We used GAPDH as a CMA substrate to monitor CMA activity, since it has been widely used for CMA studies [6], [7]. Although the lysosomal translocation of GAPDH-HT was significantly inhibited by mutant γPKC (Fig. 4 and Fig. S7A,B), it did not affect the total amount of GAPDH (Fig. S7C,D). Since GAPDH is a key enzyme in glycolysis, the amount of GAPDH might be strictly regulated by transcriptional level as well as degradation through CMA. Indeed, we found that total GAPDH amount was not affected by siRNA-mediated LAMP2A knockdown (Fig. S7E,F). Similar findings were also reported by Vogiatzi, et al [39]. Instead, we confirmed CMA inhibition by mutant γPKC through the significant increase of another CMA substrate, MEF2D (Fig. S7C,D), which is reported to be elevated by the knockdown of LAMP2A [10].
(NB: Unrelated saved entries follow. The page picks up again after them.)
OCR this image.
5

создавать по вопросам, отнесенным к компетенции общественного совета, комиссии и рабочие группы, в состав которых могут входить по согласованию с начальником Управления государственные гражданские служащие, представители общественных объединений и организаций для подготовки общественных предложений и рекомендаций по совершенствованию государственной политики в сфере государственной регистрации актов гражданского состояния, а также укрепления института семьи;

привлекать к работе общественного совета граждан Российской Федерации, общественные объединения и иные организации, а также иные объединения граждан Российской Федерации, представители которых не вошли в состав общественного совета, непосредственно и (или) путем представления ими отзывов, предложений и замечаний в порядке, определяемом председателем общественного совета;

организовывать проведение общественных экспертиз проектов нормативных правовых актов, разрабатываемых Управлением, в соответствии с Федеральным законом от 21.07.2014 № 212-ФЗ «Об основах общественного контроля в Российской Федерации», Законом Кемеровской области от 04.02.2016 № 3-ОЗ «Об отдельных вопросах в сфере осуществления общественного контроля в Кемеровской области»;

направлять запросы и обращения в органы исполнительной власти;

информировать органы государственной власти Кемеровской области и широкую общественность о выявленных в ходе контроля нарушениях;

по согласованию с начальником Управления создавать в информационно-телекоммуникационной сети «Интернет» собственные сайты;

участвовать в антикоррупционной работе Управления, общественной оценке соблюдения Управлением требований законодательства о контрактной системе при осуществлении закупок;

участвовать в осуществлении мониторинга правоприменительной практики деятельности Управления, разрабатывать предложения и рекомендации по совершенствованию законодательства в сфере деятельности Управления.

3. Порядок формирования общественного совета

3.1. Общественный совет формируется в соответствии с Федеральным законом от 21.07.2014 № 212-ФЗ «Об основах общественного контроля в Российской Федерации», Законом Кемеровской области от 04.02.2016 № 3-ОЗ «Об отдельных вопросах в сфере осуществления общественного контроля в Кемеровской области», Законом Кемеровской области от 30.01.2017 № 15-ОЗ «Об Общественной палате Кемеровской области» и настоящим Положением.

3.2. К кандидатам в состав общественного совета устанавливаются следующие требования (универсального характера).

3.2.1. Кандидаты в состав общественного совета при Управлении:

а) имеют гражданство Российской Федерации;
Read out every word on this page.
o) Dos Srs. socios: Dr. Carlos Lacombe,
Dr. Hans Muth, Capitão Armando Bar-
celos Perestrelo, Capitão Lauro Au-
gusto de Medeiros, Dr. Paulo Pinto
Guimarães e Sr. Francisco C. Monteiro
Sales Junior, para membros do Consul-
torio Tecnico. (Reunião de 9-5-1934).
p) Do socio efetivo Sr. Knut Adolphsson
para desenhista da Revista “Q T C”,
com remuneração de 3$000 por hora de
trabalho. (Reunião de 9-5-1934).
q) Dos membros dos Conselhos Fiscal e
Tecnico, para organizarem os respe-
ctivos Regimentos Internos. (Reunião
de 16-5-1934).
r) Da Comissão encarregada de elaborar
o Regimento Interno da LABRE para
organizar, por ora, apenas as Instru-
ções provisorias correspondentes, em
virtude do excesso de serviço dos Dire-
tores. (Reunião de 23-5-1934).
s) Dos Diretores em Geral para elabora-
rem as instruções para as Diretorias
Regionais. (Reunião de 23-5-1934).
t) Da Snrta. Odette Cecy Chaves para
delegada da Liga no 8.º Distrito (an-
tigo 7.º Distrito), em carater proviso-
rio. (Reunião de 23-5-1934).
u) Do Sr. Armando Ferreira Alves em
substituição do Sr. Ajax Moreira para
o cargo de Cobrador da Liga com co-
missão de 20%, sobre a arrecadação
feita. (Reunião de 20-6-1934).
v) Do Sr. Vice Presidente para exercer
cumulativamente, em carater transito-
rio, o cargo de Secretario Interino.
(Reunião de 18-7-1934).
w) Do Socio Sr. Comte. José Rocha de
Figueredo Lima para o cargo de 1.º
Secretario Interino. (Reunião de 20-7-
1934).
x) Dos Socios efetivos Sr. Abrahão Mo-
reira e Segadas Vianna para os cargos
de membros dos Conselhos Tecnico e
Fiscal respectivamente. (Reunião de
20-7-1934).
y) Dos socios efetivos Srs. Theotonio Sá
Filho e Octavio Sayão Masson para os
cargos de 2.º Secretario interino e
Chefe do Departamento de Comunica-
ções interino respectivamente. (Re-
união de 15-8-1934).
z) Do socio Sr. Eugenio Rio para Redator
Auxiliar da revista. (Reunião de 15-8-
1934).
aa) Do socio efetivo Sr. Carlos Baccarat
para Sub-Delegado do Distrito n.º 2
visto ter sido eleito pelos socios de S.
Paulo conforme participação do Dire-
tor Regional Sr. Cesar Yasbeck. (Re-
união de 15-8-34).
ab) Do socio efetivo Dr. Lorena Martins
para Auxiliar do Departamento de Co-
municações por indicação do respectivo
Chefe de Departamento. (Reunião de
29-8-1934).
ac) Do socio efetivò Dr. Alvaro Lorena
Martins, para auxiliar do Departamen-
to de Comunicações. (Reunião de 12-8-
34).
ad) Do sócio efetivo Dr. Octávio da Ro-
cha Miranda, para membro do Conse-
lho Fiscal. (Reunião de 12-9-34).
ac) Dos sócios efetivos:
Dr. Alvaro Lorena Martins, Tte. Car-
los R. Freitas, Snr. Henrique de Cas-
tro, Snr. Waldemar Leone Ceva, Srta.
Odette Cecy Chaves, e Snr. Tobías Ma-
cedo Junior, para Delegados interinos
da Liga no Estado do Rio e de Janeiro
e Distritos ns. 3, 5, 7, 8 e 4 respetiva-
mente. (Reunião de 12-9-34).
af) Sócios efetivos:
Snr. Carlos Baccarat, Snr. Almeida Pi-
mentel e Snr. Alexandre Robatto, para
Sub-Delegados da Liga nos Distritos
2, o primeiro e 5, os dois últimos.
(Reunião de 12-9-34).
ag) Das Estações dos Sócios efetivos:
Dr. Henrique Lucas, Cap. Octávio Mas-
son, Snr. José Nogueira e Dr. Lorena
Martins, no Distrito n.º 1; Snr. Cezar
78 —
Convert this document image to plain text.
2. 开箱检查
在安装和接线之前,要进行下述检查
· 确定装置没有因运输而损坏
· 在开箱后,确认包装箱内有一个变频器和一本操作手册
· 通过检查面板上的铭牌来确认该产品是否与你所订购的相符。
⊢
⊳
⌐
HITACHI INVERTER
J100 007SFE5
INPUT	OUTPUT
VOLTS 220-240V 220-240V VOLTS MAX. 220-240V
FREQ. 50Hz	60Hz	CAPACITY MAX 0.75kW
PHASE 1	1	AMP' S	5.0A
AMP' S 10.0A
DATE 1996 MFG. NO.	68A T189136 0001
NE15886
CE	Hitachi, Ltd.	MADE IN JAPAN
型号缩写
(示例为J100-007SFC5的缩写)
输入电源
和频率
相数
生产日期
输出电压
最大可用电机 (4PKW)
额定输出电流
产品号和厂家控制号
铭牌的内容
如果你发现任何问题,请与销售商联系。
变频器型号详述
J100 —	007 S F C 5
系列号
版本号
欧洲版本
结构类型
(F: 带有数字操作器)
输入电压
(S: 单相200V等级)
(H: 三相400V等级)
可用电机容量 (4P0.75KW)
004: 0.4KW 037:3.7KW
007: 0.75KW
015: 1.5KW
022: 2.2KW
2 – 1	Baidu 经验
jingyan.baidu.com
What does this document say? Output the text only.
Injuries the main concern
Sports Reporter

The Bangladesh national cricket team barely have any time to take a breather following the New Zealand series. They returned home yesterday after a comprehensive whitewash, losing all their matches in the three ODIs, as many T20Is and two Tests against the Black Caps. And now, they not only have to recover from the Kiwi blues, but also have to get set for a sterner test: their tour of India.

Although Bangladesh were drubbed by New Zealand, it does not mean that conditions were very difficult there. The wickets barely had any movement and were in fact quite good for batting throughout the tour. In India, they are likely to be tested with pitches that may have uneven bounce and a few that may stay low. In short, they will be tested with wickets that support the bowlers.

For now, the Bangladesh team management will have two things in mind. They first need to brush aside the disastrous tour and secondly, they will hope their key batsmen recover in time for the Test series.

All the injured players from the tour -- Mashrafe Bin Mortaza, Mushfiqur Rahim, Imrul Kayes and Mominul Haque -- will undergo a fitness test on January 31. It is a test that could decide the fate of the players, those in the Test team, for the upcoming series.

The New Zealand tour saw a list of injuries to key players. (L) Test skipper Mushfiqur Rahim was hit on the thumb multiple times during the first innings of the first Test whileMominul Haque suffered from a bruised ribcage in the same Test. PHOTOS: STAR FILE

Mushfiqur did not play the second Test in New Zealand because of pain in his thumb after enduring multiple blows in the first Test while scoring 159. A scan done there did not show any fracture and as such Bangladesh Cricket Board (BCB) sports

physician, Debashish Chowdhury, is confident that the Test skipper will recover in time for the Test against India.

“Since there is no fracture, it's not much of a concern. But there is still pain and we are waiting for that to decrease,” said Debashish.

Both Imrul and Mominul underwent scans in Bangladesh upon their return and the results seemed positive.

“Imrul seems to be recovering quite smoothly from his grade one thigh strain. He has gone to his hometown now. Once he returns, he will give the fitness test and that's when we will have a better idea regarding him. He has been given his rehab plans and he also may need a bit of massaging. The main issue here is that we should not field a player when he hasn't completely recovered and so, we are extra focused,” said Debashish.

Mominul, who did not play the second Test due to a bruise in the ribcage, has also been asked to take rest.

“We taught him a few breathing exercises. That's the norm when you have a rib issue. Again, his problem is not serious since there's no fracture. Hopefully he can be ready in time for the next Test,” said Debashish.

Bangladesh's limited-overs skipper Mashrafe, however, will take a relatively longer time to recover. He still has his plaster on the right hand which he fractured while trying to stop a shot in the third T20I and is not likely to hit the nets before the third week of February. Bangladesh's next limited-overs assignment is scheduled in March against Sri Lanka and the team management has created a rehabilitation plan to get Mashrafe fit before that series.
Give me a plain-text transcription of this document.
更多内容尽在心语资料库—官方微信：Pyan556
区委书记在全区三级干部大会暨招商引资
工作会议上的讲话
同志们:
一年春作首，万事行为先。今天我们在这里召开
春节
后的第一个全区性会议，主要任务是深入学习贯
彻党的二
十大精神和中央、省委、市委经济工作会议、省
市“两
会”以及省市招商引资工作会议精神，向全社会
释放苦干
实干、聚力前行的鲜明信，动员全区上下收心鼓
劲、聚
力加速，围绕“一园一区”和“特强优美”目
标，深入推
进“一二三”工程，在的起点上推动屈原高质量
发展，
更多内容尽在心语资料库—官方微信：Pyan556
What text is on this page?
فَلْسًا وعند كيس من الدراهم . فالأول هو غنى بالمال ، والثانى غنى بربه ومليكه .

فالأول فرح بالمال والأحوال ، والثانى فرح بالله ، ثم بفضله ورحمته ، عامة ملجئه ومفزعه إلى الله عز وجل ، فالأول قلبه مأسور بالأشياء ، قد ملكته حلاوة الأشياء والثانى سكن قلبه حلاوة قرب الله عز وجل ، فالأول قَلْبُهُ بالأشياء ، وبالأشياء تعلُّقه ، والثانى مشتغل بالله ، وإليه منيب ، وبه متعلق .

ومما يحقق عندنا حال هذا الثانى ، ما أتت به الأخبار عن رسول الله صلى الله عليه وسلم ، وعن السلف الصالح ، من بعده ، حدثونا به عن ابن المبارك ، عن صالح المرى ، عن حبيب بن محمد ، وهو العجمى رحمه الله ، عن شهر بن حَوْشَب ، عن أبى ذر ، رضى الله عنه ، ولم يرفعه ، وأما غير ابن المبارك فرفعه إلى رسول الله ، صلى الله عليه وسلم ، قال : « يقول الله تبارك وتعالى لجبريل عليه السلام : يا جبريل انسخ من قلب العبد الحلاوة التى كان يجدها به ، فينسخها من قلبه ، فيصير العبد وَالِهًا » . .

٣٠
Several studies have demonstrated that CMA is involved in the pathogenesis of Parkinson's disease [8], [9], [10], [11] and Alzheimer's disease [12], [13]. Our novel CMA monitoring method can be available for further and precise elucidation of the involvement of CMA in neural function and in the pathogenesis of neurodegenerative diseases. Indeed, we succeeded to reveal the alteration of CMA activity by a mutant protein causing neurodegenerative disease in a single neuron level. Moreover, selective CMA degradation of expanded polyglutamine alleviates the pathology and phenotype in a mouse model of Huntington's disease [40]. Elucidation of CMA function would raise the possibility that CMA is a novel therapeutic target for neurodegenerative diseases. Our method is also available as a screening tool for chemicals that affect CMA activity, and thus could facilitate the discovery of novel CMA-targeted therapeutics for neurodegenerative diseases and help elucidate the role of CMA in normal and pathogenic processes.

Materials and Methods

Materials

Dulbecco's modified Eagle medium (DMEM), mycophenolic acid, SB202190 and MISSION siRNA universal negative control (nontargeting-siRNA) were obtained from Sigma-Aldrich. The SUMITOMO Nerve-Cell Culture System (Neuron culture medium and dissociation solutions) was from Sumitomo Bakelite (Tokyo, Japan). Penicillin/streptomycin solution, hydrogen peroxide and cycloheximide were from Nakalai Tesque (Kyoto, Japan). Tokyo Chemical Industry (Tokyo, Japan) supplied 6-aminonicotinamide. The HaloTag system (HaloTag vector and HaloTag ligand) was from Promega (Madison, WI). Fluorescein isothiocyanate (FITC)-conjugated donkey anti-rat IgG antibody was from Jackson ImmunoResearch Laboratories (West Grove, PA). Anti-human LAMP2 mouse monoclonal and anti-mouse LAMP2 rat monoclonal antibodies were from the developmental studies hybridoma bank (Iowa, IA). Anti-mouse LAMP2A rabbit polyclonal antibody and AlexaFluor 488 (Alexa488)-conjugated goat anti-mouse IgG and anti-rabbit IgG antibodies, normal goat serum (NGS), LysoTracker red, Lipofectamine RNAiMAX and Hank's balanced salt solution were from Invitrogen (Carlsbad, CA). Anti-human/mouse LAMP2A rabbit polyclonal antibody was from Abcam (Cambridge, UK). Glass-bottomed culture dishes (35-mm diameter) were from MatTek (Ashland, MA). Materials for supporting figures and tables were listed in Methods S1.

Cell culture

HeLa cells were purchased from Riken Cell Bank (Tsukuba, Japan). HeLa cells were cultured in DMEM supplemented with 10% fetal bovine serum (FBS), 100 units/ml of penicillin and 100 µg/ml of streptomycin in a humidified atmosphere containing 5% CO2 at 37°C. Mouse cerebellar primary culture was prepared using SUMITOMO Nerve-Cell Culture System according to the manufacturer's protocol [18]. Briefly, cerebella of E14 embryos from pregnant ICR mice were dissociated using dissociation solutions and were cultured in the neuron culture medium for 21–30 days in vitro (DIV). This experiment was conducted according to the guideline of animal use and approved by the animal care and use committee of Hiroshima University (permit number: A08-68).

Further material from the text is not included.